Original source: Carson Heady
This video from Carson Heady covered a lot of ground. 3 segments stood out as worth your time. Everything below links directly to the timestamp in the original video.
If your team is burning out on calls but still expected to hit pipeline targets, the pandemic playbook others built under those conditions is worth understanding.
Pandemic Rewired Sales Fundamentals While Introducing a New Kind of Burnout
The core mechanics of selling — relationships, contact, trust — did not change when the pandemic hit, but everything surrounding them did. Sellers and sales leaders worldwide began reporting a distinct strain of exhaustion driven by back-to-back video calls, a fatigue that differed qualitatively from the road-warrior grind that preceded it. The reality is that elite performers were simultaneously navigating that burnout while closing the largest deals of their careers, learning at a pace that compressed years of negotiation experience into months.
There is a direct correlation between pressure and accelerated growth, and the pandemic made that unavoidable. The professionals who thrived were those who separated the noise of the new environment from the execution demands that never changed.
"The fundamentals are always going to be the same. It's a contact sport. It's a relationships game. But what was changing was how we were interacting and engaging."
Sales Professionals Who Mastered LinkedIn and AI Prospecting Gained Edge During Pandemic Disruption
When field sales came to a halt and the road warrior's toolkit became obsolete overnight, the sellers who adapted fastest were those who rebuilt their prospecting discipline around LinkedIn and AI-driven outreach. Breaking into new lines of business — a challenge that once relied on in-person relationship capital — required a deliberate redefinition of how and where attention was directed. That adaptation came at a personal cost: sitting at a desk through relentless back-to-back calls while managing family and health crises that never appeared on screen.
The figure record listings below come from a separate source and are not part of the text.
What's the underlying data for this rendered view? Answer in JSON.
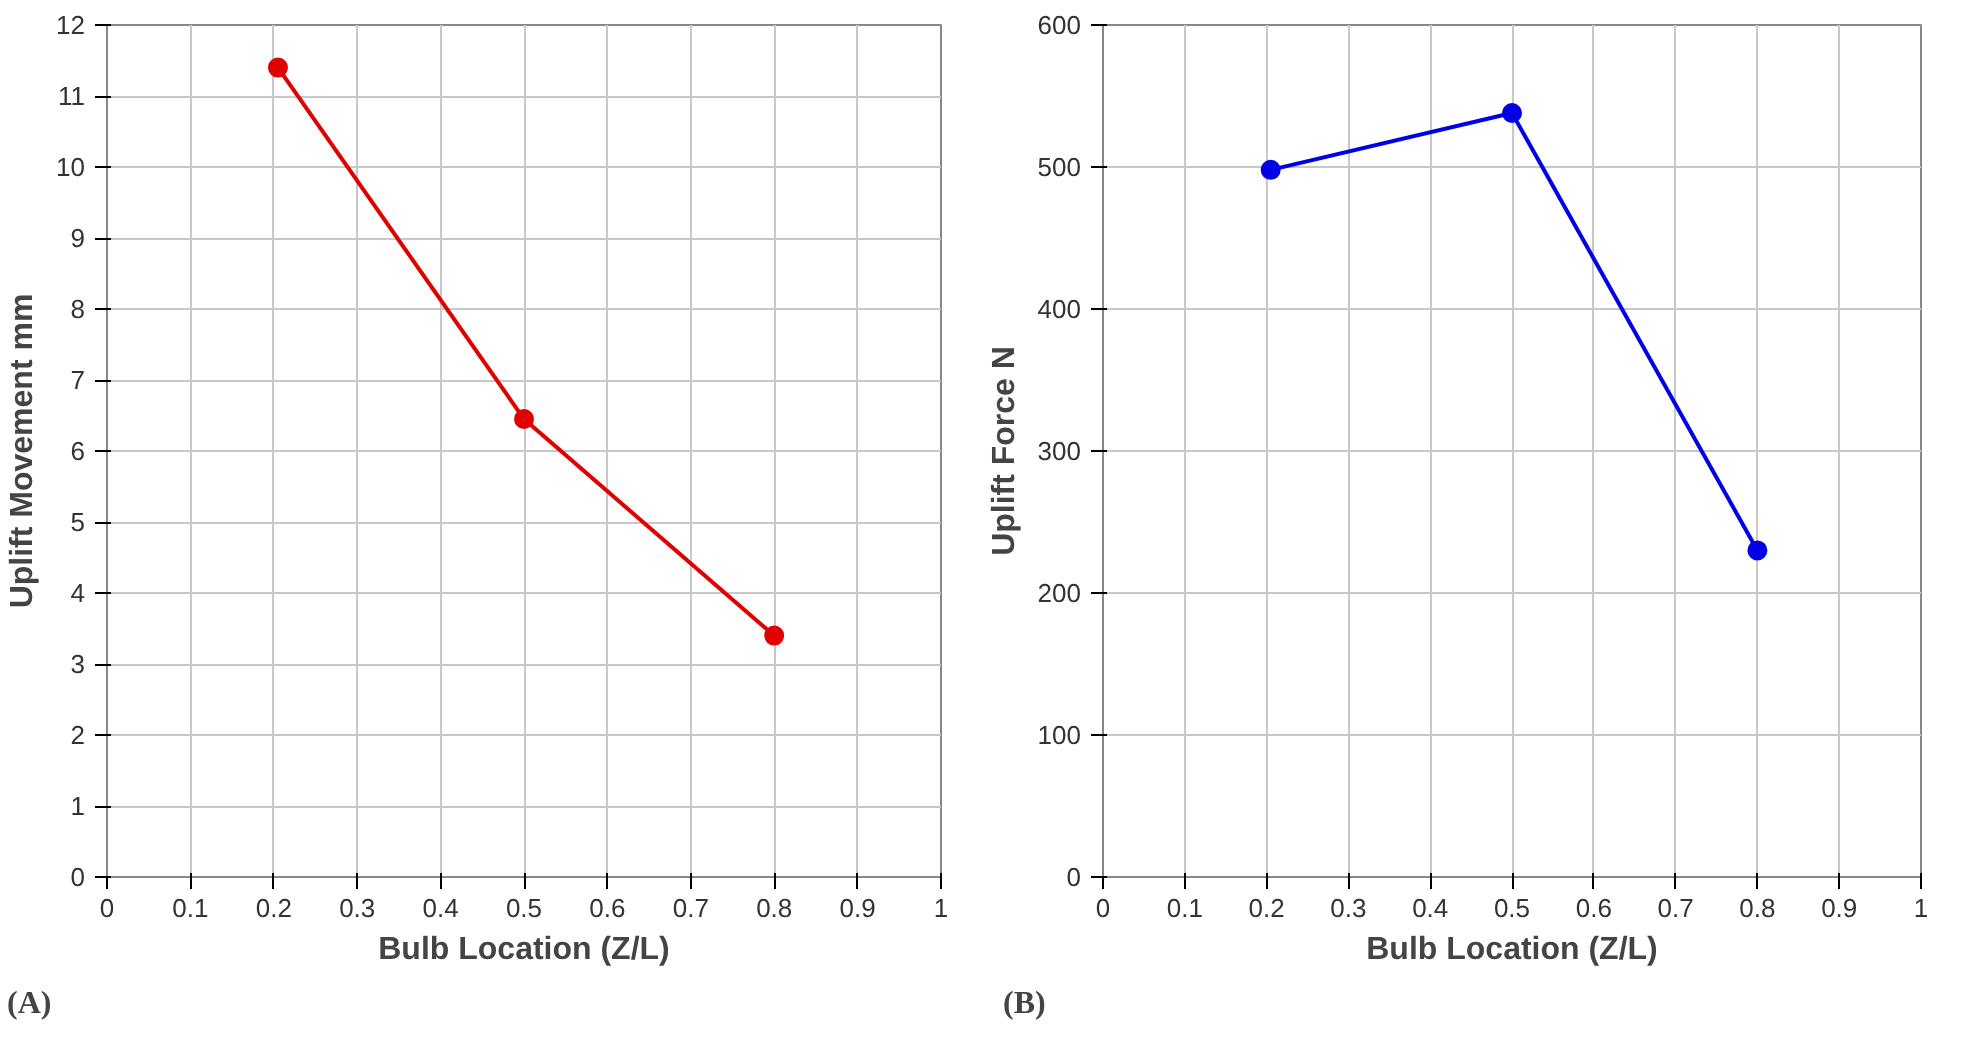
{
  "chart_data": [
    {
      "type": "line",
      "x": [
        0.205,
        0.5,
        0.8
      ],
      "series": [
        {
          "color": "#e00000",
          "values": [
            11.4,
            6.45,
            3.4
          ]
        }
      ],
      "xlabel": "Bulb Location (Z/L)",
      "ylabel": "Uplift Movement mm",
      "xlim": [
        0,
        1
      ],
      "xticks": [
        0,
        0.1,
        0.2,
        0.3,
        0.4,
        0.5,
        0.6,
        0.7,
        0.8,
        0.9,
        1
      ],
      "ylim": [
        0,
        12
      ],
      "yticks": [
        0,
        1,
        2,
        3,
        4,
        5,
        6,
        7,
        8,
        9,
        10,
        11,
        12
      ],
      "grid": true,
      "marker": "circle",
      "annotations": [
        "(A)"
      ]
    },
    {
      "type": "line",
      "x": [
        0.205,
        0.5,
        0.8
      ],
      "series": [
        {
          "color": "#0000e6",
          "values": [
            498,
            538,
            230
          ]
        }
      ],
      "xlabel": "Bulb Location (Z/L)",
      "ylabel": "Uplift Force N",
      "xlim": [
        0,
        1
      ],
      "xticks": [
        0,
        0.1,
        0.2,
        0.3,
        0.4,
        0.5,
        0.6,
        0.7,
        0.8,
        0.9,
        1
      ],
      "ylim": [
        0,
        600
      ],
      "yticks": [
        0,
        100,
        200,
        300,
        400,
        500,
        600
      ],
      "grid": true,
      "marker": "circle",
      "annotations": [
        "(B)"
      ]
    }
  ]
}
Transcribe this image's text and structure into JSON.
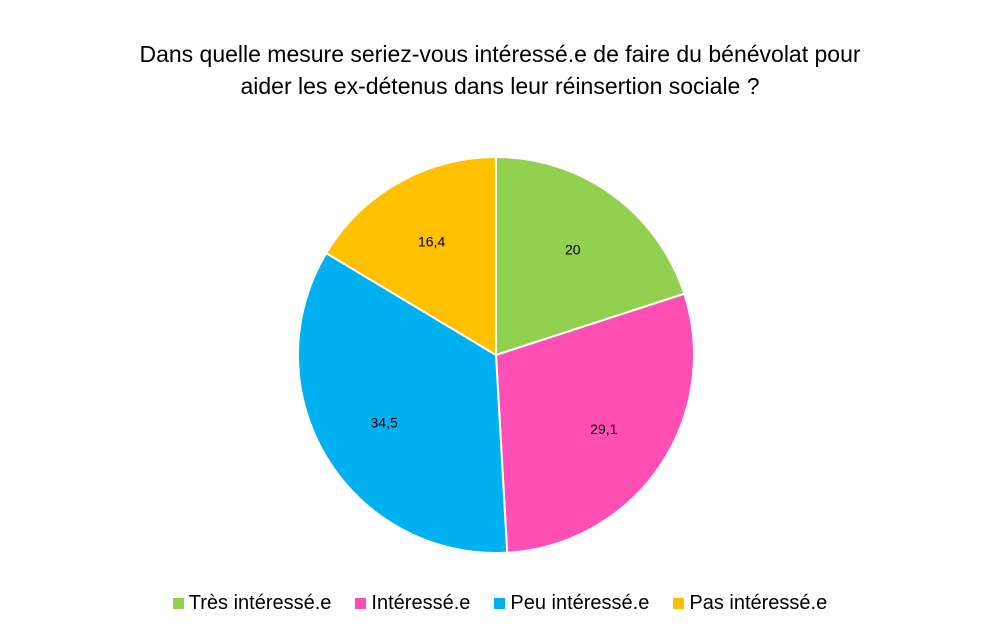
{
  "chart_data": {
    "type": "pie",
    "title_lines": [
      "Dans quelle mesure seriez-vous intéressé.e de faire du bénévolat pour",
      "aider les ex-détenus dans leur réinsertion sociale ?"
    ],
    "categories": [
      "Très intéressé.e",
      "Intéressé.e",
      "Peu intéressé.e",
      "Pas intéressé.e"
    ],
    "values": [
      20,
      29.1,
      34.5,
      16.4
    ],
    "data_labels": [
      "20",
      "29,1",
      "34,5",
      "16,4"
    ],
    "colors": [
      "#92d050",
      "#ff4fb4",
      "#00b0f0",
      "#ffc000"
    ],
    "start_angle_deg": 0,
    "direction": "clockwise",
    "legend_position": "bottom"
  }
}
It comes down to intentionality under pressure. The professionals who separated elite output from average performance during that period were those who kept executing regardless of what was happening behind the closed door.
"I'd have to put on my mask and be top of the heap and act like nothing phased me, even though outside that door sometimes everything was crashing down."
Largest Deal of Heady's Career Closed After Internal Stakeholders Said It Would Never Happen
Carson Heady closed what he describes as the largest deal of that period after reaching out directly to board-level and C-suite contacts through LinkedIn — a move that drew sharp internal criticism, including procurement pushback and colleagues who ultimately walked away from the opportunity believing it was dead. Multiple stakeholders told him the prospect would never sign. They were wrong. The deal closed. Heady credits a single operating principle — the show must go on — for sustaining his execution through procurement hostility and internal abandonment alike.
The lesson is durable: there is a direct correlation between accountability to one's own conviction and the size of outcome that becomes possible when others have already priced in failure.
"I was literally told by multiple internal stakeholders, 'These guys are never going to sign this deal. They're going to leave you at the altar.' It did happen."
Summarised from Carson Heady · 5:00. All credit belongs to the original creators. Carson Heady Press summarises publicly available video content.